I can accept that you have a girlfriend, and I can accept that it is not me. But in order for that to happen, you have to tell me about her. I could even accpet her telling you not to be friends with me. It would suck, but I can accept us not being friends because we havent really been friends in quite a while. What I cannot accpet is you letting her talk badly of me. What I cannot accept is you treating me like your backup plan. If you would rather spend time with her, say that instead of making up some bull shit story about being busy and tired. And don't call me when she backs out on you because I am not just going to sit around and wait for you. ...except that I probably will, because so far that's all I have done. Wait for you to pull your head out of your ass and see things as I see them.
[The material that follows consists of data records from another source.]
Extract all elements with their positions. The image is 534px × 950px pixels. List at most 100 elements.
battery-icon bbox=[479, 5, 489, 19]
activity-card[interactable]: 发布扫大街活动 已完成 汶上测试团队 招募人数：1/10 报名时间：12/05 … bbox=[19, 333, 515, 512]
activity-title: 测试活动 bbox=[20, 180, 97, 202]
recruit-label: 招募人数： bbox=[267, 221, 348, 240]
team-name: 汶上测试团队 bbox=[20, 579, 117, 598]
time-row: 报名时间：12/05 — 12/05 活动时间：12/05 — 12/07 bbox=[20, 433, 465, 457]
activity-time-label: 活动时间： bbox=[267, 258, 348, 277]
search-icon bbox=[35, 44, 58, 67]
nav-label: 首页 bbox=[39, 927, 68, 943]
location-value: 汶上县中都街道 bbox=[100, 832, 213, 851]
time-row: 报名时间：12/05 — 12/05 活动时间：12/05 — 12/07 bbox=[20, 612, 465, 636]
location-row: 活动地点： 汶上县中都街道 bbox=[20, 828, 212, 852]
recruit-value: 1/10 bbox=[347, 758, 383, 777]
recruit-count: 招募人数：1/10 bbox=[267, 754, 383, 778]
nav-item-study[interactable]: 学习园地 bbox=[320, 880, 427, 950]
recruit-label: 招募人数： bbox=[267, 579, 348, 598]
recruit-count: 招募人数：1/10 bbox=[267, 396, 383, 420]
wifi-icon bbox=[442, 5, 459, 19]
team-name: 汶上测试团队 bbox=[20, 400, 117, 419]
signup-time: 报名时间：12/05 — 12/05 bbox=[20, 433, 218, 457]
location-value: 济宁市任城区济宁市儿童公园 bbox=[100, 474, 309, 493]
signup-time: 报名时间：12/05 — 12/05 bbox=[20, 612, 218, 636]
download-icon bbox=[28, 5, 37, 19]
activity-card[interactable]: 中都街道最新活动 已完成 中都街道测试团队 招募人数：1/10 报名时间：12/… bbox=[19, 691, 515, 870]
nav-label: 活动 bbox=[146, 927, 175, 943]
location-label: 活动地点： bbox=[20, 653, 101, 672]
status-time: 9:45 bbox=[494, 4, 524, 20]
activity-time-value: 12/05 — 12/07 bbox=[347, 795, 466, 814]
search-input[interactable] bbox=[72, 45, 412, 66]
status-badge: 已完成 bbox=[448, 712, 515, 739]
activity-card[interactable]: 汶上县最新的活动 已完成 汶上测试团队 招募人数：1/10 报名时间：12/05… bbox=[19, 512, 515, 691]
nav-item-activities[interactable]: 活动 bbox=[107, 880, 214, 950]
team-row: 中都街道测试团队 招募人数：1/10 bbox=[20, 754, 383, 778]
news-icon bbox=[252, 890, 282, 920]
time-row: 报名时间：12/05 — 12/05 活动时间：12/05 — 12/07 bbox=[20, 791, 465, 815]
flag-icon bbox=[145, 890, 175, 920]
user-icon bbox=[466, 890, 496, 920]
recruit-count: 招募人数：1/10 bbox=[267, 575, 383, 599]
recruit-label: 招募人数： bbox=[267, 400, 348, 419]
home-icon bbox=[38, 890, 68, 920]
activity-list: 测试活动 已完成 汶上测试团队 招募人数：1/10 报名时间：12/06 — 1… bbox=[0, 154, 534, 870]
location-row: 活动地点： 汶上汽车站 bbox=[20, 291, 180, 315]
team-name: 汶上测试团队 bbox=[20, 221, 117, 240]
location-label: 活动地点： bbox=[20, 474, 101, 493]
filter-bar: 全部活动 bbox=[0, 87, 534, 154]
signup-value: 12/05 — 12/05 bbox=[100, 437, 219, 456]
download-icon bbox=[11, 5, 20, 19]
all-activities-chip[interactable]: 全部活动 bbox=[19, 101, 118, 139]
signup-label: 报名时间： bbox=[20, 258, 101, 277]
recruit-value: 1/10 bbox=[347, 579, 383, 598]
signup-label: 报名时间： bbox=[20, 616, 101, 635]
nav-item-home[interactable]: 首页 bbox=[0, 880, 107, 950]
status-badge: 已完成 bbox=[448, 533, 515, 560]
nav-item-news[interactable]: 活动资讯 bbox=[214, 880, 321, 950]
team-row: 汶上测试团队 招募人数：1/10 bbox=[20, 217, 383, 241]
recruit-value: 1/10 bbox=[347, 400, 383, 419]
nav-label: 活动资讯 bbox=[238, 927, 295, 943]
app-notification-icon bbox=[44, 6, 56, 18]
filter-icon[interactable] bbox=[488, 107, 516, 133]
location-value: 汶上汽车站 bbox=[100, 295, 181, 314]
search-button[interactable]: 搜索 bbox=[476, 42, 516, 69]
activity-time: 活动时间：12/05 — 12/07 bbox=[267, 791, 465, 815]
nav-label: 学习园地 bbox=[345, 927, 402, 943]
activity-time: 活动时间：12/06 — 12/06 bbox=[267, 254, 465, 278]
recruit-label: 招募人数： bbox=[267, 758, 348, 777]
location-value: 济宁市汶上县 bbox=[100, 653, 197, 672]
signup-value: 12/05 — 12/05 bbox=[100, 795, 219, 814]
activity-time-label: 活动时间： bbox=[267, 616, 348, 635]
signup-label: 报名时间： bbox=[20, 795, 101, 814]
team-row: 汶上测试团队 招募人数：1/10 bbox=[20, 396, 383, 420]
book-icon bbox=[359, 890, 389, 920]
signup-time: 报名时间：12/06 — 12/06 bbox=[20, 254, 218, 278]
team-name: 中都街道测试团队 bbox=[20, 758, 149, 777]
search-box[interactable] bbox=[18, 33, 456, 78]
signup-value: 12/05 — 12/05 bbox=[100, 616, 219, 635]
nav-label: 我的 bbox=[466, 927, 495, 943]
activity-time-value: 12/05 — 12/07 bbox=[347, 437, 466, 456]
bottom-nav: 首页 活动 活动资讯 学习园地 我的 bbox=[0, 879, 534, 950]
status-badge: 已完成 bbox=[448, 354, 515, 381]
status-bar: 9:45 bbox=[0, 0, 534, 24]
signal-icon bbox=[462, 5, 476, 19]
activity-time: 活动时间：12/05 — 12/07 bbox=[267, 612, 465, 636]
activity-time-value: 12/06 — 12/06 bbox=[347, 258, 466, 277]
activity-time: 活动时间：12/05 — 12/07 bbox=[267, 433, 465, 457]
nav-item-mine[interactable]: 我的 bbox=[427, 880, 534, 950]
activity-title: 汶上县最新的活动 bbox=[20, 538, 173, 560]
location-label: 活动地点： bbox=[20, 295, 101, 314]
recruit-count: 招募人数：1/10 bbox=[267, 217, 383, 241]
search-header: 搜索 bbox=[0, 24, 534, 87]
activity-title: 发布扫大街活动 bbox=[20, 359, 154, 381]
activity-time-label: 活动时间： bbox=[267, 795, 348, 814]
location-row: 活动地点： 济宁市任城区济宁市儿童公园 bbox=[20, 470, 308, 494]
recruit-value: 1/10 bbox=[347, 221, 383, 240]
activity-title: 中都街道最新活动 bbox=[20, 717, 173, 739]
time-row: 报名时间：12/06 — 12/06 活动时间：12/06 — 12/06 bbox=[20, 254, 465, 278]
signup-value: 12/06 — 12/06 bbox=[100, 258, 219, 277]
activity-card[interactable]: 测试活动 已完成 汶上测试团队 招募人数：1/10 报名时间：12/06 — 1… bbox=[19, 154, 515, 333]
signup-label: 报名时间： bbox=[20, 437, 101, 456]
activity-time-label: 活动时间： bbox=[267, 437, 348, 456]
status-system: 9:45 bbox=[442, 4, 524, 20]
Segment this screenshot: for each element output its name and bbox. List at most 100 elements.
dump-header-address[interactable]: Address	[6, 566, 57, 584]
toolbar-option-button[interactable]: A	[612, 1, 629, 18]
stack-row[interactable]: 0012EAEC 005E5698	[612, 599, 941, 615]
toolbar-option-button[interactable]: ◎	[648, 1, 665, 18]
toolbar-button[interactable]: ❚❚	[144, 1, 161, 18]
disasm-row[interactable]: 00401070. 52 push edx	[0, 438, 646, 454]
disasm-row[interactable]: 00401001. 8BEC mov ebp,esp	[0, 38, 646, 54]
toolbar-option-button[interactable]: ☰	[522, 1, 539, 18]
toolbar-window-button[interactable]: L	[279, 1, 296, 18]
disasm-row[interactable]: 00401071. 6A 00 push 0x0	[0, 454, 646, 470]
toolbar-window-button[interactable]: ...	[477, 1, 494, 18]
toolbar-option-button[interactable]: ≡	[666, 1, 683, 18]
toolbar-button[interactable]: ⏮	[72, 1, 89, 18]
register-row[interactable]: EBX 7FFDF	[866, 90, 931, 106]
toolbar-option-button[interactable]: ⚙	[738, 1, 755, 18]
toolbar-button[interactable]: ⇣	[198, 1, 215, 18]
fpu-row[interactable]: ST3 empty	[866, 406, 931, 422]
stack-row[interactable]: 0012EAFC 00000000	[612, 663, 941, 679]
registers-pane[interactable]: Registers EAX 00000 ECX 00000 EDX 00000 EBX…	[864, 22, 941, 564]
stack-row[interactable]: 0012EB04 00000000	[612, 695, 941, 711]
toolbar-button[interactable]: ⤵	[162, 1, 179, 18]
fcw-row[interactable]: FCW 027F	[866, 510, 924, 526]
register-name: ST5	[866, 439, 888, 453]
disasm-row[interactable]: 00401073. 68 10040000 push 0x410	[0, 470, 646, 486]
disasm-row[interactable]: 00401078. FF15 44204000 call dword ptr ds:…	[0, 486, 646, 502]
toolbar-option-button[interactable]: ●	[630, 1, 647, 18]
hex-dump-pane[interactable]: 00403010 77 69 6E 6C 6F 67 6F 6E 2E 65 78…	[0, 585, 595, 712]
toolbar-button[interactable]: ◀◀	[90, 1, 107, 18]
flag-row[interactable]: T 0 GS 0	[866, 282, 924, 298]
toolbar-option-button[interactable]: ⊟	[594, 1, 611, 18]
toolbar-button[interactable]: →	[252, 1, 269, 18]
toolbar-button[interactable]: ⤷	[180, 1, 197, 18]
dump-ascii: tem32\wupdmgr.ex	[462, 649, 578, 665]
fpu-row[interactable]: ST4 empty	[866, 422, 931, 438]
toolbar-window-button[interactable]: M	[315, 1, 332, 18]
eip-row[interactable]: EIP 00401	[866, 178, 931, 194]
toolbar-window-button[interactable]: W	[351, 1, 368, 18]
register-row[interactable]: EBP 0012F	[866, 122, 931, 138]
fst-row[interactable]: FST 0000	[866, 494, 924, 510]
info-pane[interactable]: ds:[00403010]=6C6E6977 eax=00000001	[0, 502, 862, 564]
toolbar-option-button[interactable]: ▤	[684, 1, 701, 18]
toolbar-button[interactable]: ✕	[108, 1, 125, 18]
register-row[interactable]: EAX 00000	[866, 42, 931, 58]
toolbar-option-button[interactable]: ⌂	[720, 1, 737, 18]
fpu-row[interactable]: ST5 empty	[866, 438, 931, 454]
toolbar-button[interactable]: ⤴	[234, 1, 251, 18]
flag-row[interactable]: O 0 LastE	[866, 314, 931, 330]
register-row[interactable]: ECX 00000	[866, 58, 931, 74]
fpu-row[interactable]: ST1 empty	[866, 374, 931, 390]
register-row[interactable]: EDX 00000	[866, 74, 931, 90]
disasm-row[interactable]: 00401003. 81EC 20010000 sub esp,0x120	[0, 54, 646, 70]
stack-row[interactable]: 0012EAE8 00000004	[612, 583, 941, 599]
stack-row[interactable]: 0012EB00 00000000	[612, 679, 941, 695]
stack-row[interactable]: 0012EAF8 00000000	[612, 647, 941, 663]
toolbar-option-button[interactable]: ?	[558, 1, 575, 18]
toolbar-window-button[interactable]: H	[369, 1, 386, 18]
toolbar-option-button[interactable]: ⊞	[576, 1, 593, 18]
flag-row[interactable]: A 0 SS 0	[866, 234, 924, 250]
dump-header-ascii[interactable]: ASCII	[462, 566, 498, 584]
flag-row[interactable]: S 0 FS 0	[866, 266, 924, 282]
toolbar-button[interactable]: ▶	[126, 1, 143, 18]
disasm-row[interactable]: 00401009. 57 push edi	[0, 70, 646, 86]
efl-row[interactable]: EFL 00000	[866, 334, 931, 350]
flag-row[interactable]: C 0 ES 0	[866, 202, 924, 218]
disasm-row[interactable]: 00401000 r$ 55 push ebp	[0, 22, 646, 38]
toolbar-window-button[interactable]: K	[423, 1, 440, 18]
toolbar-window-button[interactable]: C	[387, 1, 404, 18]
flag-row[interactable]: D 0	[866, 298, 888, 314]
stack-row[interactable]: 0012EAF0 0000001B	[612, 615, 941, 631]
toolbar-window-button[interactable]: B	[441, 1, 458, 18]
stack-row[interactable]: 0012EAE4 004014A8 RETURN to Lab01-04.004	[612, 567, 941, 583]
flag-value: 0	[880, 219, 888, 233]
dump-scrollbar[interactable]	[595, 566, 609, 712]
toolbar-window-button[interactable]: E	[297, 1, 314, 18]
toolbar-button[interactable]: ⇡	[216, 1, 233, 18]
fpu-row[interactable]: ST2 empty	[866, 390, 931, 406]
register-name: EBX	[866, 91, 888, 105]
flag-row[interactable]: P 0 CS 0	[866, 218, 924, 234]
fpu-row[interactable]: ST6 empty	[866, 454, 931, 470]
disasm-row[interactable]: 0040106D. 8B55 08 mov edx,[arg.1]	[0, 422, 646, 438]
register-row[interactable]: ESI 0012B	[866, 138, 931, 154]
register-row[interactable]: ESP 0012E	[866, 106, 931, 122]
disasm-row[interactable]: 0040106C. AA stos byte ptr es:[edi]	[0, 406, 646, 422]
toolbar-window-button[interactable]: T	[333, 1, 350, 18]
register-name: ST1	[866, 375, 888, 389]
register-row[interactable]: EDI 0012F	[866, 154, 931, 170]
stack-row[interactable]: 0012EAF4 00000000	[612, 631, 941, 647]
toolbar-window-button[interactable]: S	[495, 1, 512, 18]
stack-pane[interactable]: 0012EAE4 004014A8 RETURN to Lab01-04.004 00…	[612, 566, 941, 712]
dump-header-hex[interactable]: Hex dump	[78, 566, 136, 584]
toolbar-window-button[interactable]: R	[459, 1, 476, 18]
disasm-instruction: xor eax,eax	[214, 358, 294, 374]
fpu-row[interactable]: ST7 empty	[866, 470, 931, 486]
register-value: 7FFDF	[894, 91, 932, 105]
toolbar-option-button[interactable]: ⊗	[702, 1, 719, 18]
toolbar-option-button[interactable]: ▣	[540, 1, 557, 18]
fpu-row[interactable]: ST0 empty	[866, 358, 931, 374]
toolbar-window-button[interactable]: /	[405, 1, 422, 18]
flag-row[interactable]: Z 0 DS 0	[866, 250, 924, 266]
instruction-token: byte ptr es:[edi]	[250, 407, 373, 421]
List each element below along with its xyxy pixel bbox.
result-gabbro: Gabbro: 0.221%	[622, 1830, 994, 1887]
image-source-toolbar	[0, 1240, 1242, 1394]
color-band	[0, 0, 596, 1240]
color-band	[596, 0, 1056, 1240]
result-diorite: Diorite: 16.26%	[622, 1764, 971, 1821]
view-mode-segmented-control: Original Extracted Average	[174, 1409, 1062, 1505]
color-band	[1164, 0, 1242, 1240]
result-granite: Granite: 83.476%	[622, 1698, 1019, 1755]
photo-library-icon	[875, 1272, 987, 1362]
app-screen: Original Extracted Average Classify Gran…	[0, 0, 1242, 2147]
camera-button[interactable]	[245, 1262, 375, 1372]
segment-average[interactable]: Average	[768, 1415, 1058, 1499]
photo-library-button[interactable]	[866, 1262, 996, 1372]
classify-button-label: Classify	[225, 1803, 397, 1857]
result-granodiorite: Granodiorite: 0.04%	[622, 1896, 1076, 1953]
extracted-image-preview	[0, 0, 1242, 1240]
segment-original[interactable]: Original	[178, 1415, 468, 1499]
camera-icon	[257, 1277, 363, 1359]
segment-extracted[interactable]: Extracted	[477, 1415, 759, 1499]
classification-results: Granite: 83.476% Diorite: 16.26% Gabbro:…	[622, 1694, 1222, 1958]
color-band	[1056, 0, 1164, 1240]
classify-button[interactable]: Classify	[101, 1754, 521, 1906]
I am trying to act like a grown up and remain friends, but maybe the more grown up thing to do is to cut off all contact with a relationship that is toxic.

Sunday, March 21, 2010

Dear Lover,

I've got a lot that I would like to say.
Its hard to write down all I have down deep within my mind.
How to write these wordless thoughts
that all blend and then conflict?

I miss you--I'm sure it sounds odd when you're here with me.
It's more the memory of who together we used to be.
Please tell me, how'd we get
to where I now long to be?

Every day I did my best to meet your every need, my dear love
At the time I thought that that would be enough for you.

Dear Lover
, All I have left now it is just a shell
I've lost now, everything I once had to give to you.
It's no shock you wouldn't want this empty case
That once housed the one you hugged.
That girl you helped me be
Is long gone now, 'cause you see
You've stopped lifting me

Every day I did my best to meet your every need, my dear love
At the time I thought that that would be enough for you.
Every day I did my best to meet your every need, my dear love
At the time I thought that that would be enough for you.

Gave you all I had
Now there's nothing left
I hope you understand
It's not my fault--It's yours.

Another verse?
I loved when, the two of us were comfortable-all curled up on the couch where no one disturbed us. The time when I trusted you and all you promised me, and you wanted me enough to send those roses.